Le jour de l'avant-première, je rentrais dans la salle obscure sans idées préconçues qui seraient nées de la lecture de critiques journalistiques élitistes.

Les acteurs, professionnels ou non, nous donnent d'eux-mêmes et cela se ressent. Bérénice Bejo livre une très belle interprètation sans fard qui correspond totalement à l'esprit du film. Est-il nécessaire de parler du petit garçon qui porte en lui autant de force que de fragilité mettant en relief une personnalité hors du commun, confrontée à une situation dramatique.

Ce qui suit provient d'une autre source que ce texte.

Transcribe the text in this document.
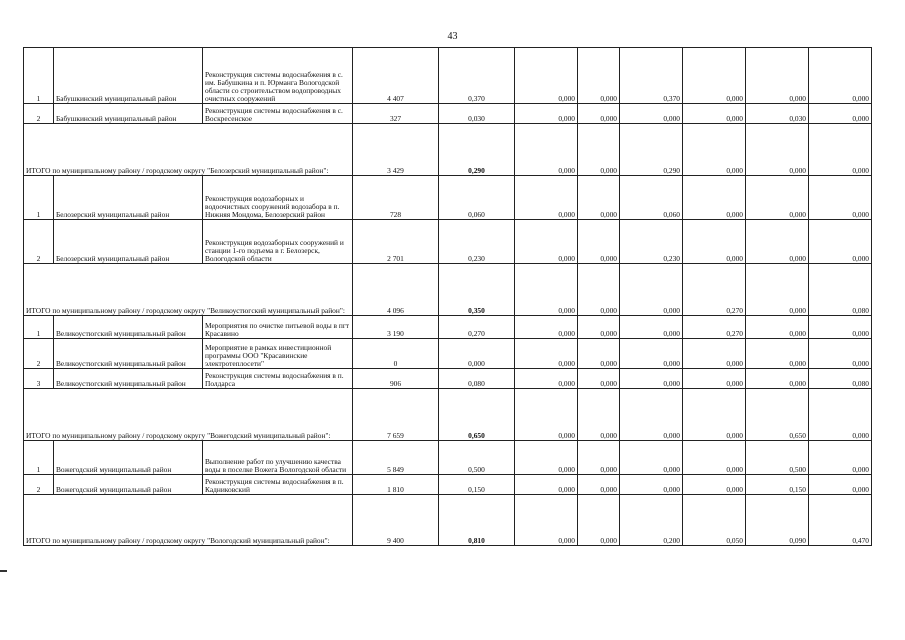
43
1	Бабушкинский муниципальный район	Реконструкция системы водоснабжения в с. им. Бабушкина и п. Юрманга Вологодской области со строительством водопроводных очистных сооружений	4 407	0,370	0,000	0,000	0,370	0,000	0,000	0,000
2	Бабушкинский муниципальный район	Реконструкция системы водоснабжения в с. Воскресенское	327	0,030	0,000	0,000	0,000	0,000	0,030	0,000
ИТОГО по муниципальному району / городскому округу "Белозерский муниципальный район":			3 429	0,290	0,000	0,000	0,290	0,000	0,000	0,000
1	Белозерский муниципальный район	Реконструкция водозаборных и водоочистных сооружений водозабора в п. Нижняя Мондома, Белозерский район	728	0,060	0,000	0,000	0,060	0,000	0,000	0,000
2	Белозерский муниципальный район	Реконструкция водозаборных сооружений и станции 1-го подъема в г. Белозерск, Вологодской области	2 701	0,230	0,000	0,000	0,230	0,000	0,000	0,000
ИТОГО по муниципальному району / городскому округу "Великоустюгский муниципальный район":			4 096	0,350	0,000	0,000	0,000	0,270	0,000	0,080
1	Великоустюгский муниципальный район	Мероприятия по очистке питьевой воды в пгт Красавино	3 190	0,270	0,000	0,000	0,000	0,270	0,000	0,000
2	Великоустюгский муниципальный район	Мероприятие в рамках инвестиционной программы ООО "Красавинские электротеплосети"	0	0,000	0,000	0,000	0,000	0,000	0,000	0,000
3	Великоустюгский муниципальный район	Реконструкция системы водоснабжения в п. Полдарса	906	0,080	0,000	0,000	0,000	0,000	0,000	0,080
ИТОГО по муниципальному району / городскому округу "Вожегодский муниципальный район":			7 659	0,650	0,000	0,000	0,000	0,000	0,650	0,000
1	Вожегодский муниципальный район	Выполнение работ по улучшению качества воды в поселке Вожега Вологодской области	5 849	0,500	0,000	0,000	0,000	0,000	0,500	0,000
2	Вожегодский муниципальный район	Реконструкция системы водоснабжения в п. Кадниковский	1 810	0,150	0,000	0,000	0,000	0,000	0,150	0,000
ИТОГО по муниципальному району / городскому округу "Вологодский муниципальный район":			9 400	0,810	0,000	0,000	0,200	0,050	0,090	0,470
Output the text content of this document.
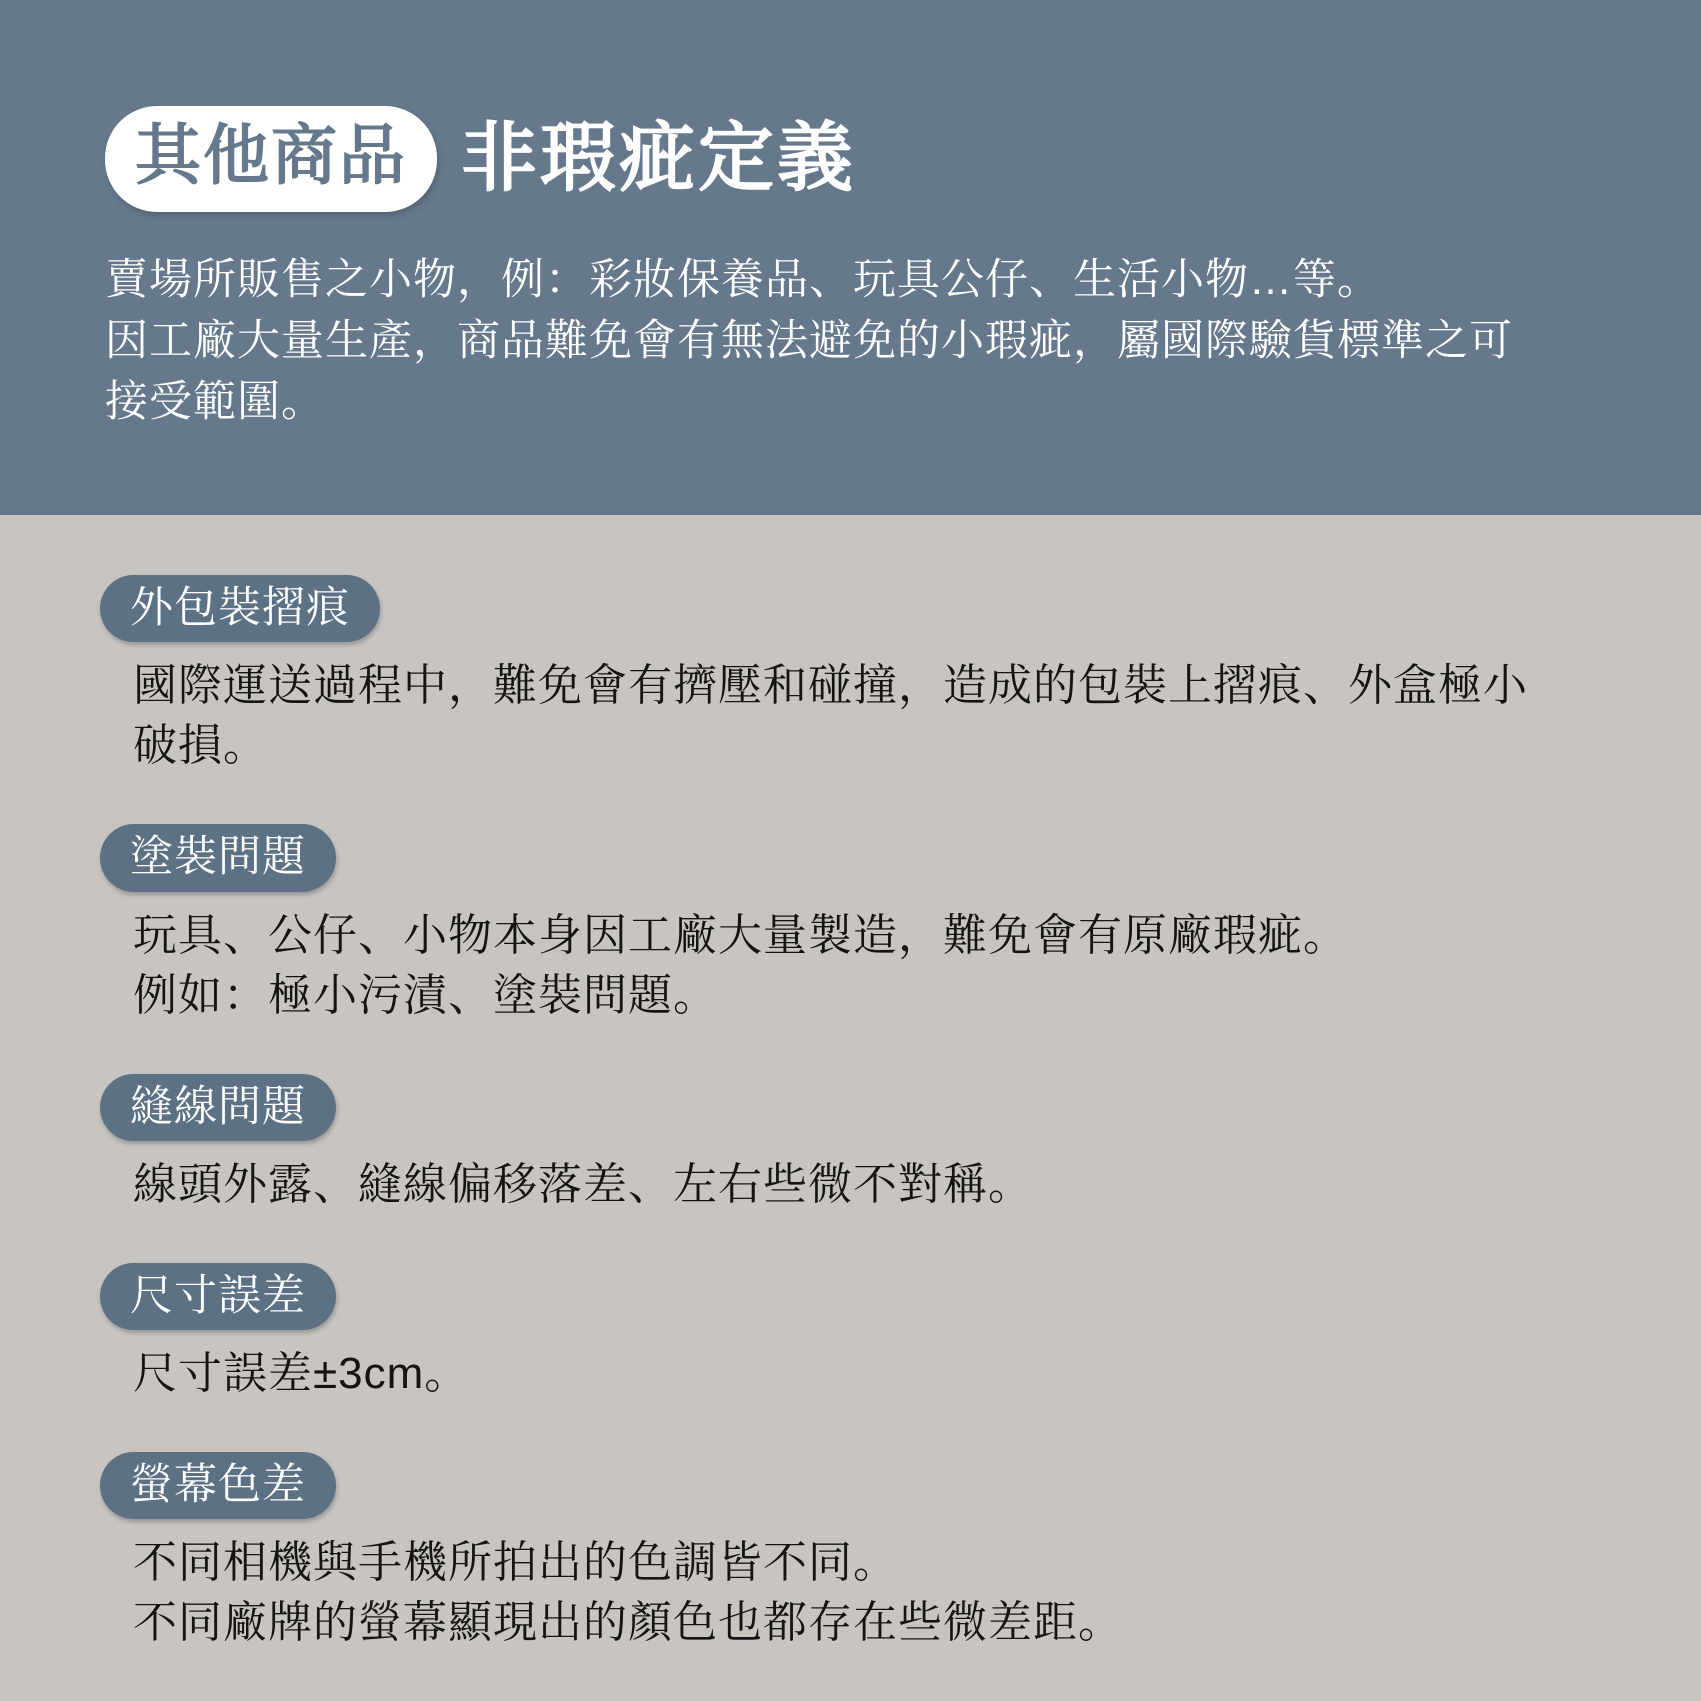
其他商品 非瑕疵定義
賣場所販售之小物，例：彩妝保養品、玩具公仔、生活小物…等。
因工廠大量生產，商品難免會有無法避免的小瑕疵，屬國際驗貨標準之可
接受範圍。
外包裝摺痕
國際運送過程中，難免會有擠壓和碰撞，造成的包裝上摺痕、外盒極小
破損。
塗裝問題
玩具、公仔、小物本身因工廠大量製造，難免會有原廠瑕疵。
例如：極小污漬、塗裝問題。
縫線問題
線頭外露、縫線偏移落差、左右些微不對稱。
尺寸誤差
尺寸誤差±3cm。
螢幕色差
不同相機與手機所拍出的色調皆不同。
不同廠牌的螢幕顯現出的顏色也都存在些微差距。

Les seconds rôles (l'assistante interprète, la soeur de Hadji, le jeune soldat...) sont tout aussi intenses et portent en eux, de differentes manières, les blessures du conflit.

En effet, si l'on a reproché au réalisateur une oeuvre qui oscille entre documentaire et fiction, et bien je dirais que c'est là toute son habileté. J'ai rarement vu un film traiter d'un thème aussi complexe avec autant de finesse et d'authenticité. Rien que pour la difficulté à traduire un tel sujet sans le trahir, le cinéaste et son équipe méritent tout notre respect.

Le film est trop réaliste pour certains (cachez donc ce sang que je ne saurais voir!): alors, pour la projection de "Sissi, impératrice", c'est dans la salle au fond du couloir à gauche... Pas assez vrai pour d'autres. Ah bon, on suppose donc que vous y étiez, vous, en Tchétchénie, pour préjuger de la sorte.

Le seul conseil que j' aurais à donner, c'est celui d'aller se faire sa propre opinion: que l'on aime ou pas The Search, il a le rare avantage d'offrir matière à réflexion dans nos esprits parfois trop étroits. Oups, n'en déplaise au courant bien-pensant de Cannes, le réalisateur aurait-il atteint son but?